Opinamos que é preciso olhar para esses acontecimentos através de uma visão dialética que não contraponha as questões das opressões - que não se reduzem a questões morais - aos temas econômicos e sociais, nem subordine um ao outro, mas que os combinem. Relacionar, automaticamente, a consciência política de um grupo a sua condição racial é tão perigoso quanto pular fogueira com o corpo banhado de álcool. Em nossa opinião, as narrativas de Jessé estão condensadas em um corpo teórico com queimaduras de 3º grau.

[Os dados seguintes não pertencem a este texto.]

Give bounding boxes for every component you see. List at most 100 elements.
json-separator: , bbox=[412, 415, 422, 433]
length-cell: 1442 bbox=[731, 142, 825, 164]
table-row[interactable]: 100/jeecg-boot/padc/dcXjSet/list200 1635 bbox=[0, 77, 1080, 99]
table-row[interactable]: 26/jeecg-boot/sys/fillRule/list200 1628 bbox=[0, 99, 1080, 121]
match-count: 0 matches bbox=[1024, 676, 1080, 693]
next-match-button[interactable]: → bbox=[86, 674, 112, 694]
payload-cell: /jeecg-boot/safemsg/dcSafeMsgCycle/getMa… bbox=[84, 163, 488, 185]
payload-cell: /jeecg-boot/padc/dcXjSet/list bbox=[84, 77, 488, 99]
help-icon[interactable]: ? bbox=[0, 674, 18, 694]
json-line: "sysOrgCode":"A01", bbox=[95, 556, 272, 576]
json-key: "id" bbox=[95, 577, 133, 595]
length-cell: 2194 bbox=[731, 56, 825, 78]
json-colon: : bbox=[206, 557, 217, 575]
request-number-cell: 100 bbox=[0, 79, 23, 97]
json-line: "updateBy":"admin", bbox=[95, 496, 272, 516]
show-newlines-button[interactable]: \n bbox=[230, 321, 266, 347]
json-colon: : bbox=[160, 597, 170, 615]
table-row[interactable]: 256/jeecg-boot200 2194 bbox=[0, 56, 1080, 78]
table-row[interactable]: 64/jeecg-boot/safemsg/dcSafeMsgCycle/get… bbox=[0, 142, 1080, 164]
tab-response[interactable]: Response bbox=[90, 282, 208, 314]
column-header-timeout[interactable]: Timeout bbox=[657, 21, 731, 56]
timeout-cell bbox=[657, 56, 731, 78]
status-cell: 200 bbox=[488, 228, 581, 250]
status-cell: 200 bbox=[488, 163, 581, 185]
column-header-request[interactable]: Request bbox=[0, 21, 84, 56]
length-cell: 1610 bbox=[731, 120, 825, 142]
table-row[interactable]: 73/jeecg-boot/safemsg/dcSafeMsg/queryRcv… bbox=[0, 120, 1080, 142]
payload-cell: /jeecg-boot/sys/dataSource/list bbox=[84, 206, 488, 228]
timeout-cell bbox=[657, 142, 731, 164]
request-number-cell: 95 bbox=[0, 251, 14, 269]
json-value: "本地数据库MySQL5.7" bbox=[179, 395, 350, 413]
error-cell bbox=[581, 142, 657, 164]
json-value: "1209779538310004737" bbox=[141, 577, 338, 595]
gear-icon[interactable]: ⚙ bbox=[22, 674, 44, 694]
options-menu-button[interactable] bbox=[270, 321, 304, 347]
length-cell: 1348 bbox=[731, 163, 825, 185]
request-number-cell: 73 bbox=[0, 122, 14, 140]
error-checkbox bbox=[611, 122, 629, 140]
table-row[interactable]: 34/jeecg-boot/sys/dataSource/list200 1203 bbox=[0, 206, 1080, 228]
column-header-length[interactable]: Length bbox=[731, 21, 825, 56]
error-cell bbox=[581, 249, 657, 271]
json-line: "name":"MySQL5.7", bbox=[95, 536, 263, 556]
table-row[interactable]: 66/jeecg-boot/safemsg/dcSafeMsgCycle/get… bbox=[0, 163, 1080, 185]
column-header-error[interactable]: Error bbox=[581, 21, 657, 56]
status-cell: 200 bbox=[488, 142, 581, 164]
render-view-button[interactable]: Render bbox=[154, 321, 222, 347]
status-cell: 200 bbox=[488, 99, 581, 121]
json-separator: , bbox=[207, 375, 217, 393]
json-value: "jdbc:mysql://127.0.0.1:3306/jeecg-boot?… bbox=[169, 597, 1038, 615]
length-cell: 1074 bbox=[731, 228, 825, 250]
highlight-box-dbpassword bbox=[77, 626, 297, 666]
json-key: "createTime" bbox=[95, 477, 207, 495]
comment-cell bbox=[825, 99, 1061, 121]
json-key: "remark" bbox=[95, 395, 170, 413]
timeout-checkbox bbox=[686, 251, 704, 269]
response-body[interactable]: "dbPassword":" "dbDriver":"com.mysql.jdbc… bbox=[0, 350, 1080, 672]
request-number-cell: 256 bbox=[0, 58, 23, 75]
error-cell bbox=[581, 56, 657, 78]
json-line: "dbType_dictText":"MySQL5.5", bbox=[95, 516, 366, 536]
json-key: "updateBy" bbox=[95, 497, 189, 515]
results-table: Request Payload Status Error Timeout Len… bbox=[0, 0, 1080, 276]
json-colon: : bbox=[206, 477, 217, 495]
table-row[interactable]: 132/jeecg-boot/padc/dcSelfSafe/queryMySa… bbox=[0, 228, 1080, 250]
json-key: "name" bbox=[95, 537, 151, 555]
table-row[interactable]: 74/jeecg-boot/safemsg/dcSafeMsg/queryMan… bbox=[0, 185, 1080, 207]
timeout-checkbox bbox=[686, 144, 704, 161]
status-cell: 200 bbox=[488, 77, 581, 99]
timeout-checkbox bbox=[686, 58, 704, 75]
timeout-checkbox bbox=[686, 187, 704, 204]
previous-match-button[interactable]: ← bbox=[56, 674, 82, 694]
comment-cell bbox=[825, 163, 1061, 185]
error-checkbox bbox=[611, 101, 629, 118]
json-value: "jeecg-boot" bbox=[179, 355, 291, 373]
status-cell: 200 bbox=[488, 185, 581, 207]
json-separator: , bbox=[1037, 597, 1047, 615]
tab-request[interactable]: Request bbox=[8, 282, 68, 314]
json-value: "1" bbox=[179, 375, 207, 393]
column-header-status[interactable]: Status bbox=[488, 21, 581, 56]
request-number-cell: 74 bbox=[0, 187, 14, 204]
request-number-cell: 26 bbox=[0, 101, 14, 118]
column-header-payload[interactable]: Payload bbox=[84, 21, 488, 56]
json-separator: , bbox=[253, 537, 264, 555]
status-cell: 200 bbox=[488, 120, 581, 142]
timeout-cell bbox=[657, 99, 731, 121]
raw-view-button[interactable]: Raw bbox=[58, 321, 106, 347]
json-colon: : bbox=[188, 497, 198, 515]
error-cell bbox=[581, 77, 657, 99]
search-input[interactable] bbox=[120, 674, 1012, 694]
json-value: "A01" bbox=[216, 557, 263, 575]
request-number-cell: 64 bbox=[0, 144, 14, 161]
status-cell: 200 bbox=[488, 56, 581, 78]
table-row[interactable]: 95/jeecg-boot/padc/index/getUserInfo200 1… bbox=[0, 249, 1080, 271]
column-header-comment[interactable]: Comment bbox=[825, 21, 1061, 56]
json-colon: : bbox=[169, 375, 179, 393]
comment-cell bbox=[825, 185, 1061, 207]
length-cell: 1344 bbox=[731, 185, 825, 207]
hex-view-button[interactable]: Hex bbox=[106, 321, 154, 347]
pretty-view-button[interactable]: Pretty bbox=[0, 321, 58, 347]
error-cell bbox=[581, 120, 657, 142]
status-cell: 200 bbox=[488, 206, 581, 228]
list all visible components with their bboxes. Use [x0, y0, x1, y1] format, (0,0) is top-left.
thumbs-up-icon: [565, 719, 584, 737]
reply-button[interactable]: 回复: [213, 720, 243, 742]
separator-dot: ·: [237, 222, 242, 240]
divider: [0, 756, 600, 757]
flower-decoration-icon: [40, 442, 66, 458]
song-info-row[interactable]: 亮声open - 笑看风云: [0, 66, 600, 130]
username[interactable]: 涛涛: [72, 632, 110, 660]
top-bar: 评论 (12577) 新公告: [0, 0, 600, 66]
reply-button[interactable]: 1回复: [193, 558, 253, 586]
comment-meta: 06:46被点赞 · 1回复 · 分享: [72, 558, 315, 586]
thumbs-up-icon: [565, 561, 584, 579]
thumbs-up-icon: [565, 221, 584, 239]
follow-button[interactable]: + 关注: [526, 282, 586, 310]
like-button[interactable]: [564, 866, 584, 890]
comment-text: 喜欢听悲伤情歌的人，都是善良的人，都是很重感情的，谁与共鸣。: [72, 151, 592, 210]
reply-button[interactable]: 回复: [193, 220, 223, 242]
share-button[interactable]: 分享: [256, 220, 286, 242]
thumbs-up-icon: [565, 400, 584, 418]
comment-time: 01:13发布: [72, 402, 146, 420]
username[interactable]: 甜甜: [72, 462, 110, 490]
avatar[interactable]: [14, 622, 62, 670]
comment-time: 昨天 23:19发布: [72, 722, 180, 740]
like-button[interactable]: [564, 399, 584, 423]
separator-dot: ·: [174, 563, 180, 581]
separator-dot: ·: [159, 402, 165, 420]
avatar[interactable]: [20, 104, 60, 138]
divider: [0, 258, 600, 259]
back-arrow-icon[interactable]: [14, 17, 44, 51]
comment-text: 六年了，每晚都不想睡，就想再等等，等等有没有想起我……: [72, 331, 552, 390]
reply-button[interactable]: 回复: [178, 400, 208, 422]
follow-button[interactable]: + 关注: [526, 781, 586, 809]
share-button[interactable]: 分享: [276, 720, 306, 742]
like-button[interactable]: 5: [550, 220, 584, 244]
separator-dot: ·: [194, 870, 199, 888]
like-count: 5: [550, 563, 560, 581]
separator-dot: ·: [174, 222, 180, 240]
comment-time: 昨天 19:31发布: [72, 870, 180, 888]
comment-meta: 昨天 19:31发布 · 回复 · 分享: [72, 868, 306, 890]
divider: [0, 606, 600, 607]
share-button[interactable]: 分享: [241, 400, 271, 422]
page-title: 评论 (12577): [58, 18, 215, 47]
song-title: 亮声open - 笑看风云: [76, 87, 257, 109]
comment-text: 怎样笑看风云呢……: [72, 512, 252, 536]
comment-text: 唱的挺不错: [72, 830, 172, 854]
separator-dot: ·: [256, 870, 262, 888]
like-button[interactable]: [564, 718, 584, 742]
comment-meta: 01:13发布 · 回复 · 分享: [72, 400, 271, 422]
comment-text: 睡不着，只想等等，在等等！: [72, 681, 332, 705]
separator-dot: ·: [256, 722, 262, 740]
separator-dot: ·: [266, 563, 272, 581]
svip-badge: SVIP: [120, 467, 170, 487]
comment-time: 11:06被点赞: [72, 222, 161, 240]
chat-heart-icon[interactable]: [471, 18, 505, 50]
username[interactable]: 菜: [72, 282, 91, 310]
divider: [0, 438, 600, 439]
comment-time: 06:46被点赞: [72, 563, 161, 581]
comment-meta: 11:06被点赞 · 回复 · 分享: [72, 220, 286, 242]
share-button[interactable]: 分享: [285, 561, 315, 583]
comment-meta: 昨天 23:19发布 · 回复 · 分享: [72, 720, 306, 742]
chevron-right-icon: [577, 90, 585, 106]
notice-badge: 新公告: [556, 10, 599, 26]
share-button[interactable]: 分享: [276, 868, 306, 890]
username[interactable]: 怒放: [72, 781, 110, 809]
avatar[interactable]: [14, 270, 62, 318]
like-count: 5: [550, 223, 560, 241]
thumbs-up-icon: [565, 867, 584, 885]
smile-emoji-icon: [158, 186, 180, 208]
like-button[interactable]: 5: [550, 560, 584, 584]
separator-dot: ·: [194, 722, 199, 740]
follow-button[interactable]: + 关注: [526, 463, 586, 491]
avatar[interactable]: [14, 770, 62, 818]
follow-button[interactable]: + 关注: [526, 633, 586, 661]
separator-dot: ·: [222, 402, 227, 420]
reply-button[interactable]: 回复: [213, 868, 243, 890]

Ele cria conceitos, definições e esquemas e depois faz um recorte grosseiro da realidade, excluindo dela fatos relevantes, para, na sequência, enquadrar essa mesma realidade dentro dos seus esquemas e conceitos preconcebidos. Não somos contrários aos conceitos e esquemas, desde que os mesmos ajudem a explicar a realidade tal como ela é, o que não implica enquadrar arbitrariamente uma realidade dinâmica e contraditória em esquemas e conceitos previamente construídos. Assim, a realidade já não serve mais para nada, bem como as classes e grupos sociais não passam de paisagem para embelezar teses e hipóteses, sejam elas quais forem.

Pela lógica de raciocínio de Jessé, como seriam classificados os servidores públicos federais que recentemente enfrentaram um greve duríssima contra o governo Lula, mas que continuam o apoiando? Ou a maioria dos quilombolas e indígenas que passados quase de dois anos do governo Lula se sentem traídos mais uma vez pelo PT, mas não romperam definitivamente com este governo? Estariam esses grupos alisando os chicotes dos seus algozes? Não achamos que seja essa a definição mais correta, mas pela lógica de Jessé, a caracterização seria essa, que é preconceituosa, ultimanista e idealista.

Jessé gira o eixo racial da narrativa do “pobre de direita”, antes atribuída aos negros, porém, mantém os “culpados” dentro da mesma classe, a trabalhadora. Ou seja, a culpa é sempre dos trabalhadores e não de suas direções politicas, que também desaparecem das narrativas do “Pobre de Direita”. Em momento algum Jessé propõe ao PT romper com o imperialismo, com a burguesia agrária e internacional, com o sistema financeiro e com suas alianças com os partidos burgueses, inclusive com os bolsonaristas. Jessé se limita a oferecer alguns panos para o PT enxugar o gelo da decadência do capitalismo brasileiro e do esgotamento da Nova República.

Pouco antes de escrevermos este artigo, o PT se emblocava com Arthur Lira e o PL em torno do nome de Hugo Mota (Republicanos) à presidência da Câmara dos Deputados; o governador Rafael Fonteles (PT) do Piauí batia o martelo da privatização da empresa de Saneamento do estado na BOVESPA; o governo Lula, via BNDES, financiava o leilão de privatizações das escolas públicas pelo governo Tarcisio de Freitas (Republicanos-SP) e, em pleno Novembro Negro, o PT e o PL uniram-se para aprovar o Projeto de Lei de autoria do deputado Coronel Ulysses (União-AC), que endurece ainda mais a Lei Penal. O deputado Kim Kataguiri (União-SP), relator do projeto, chegou a afirmar: “É a primeira vez, nesses cinco a seis anos de Câmara dos Deputados que tenho, que vejo o Partido dos Trabalhadores votando para endurecer a legislação penal, processual penal e a Lei de Execuções Penais”. De certo, não foi a primeira vez, mas fica a pergunta: quantos pobres de direita, sejam eles brancos, pretos ou evangélicos participaram dessas decisões que só fortalecem a extrema-direita brasileira?

A tese de Jessé é mais ou menos essa: é mais fácil o branco pobre sul-sudestino se atirar de um penhasco porque se sentiu seduzido pelo chão onde se espatifará do que alguém empurrá-lo em direção ao chão. A realidade mostra que, no geral, existe sempre uma mãozinha amiga empurrando a classe trabalhadora precipício abaixo, e é essa mãozinha que Jessé torna invisível em suas narrativas a cerca do “pobre de direita”.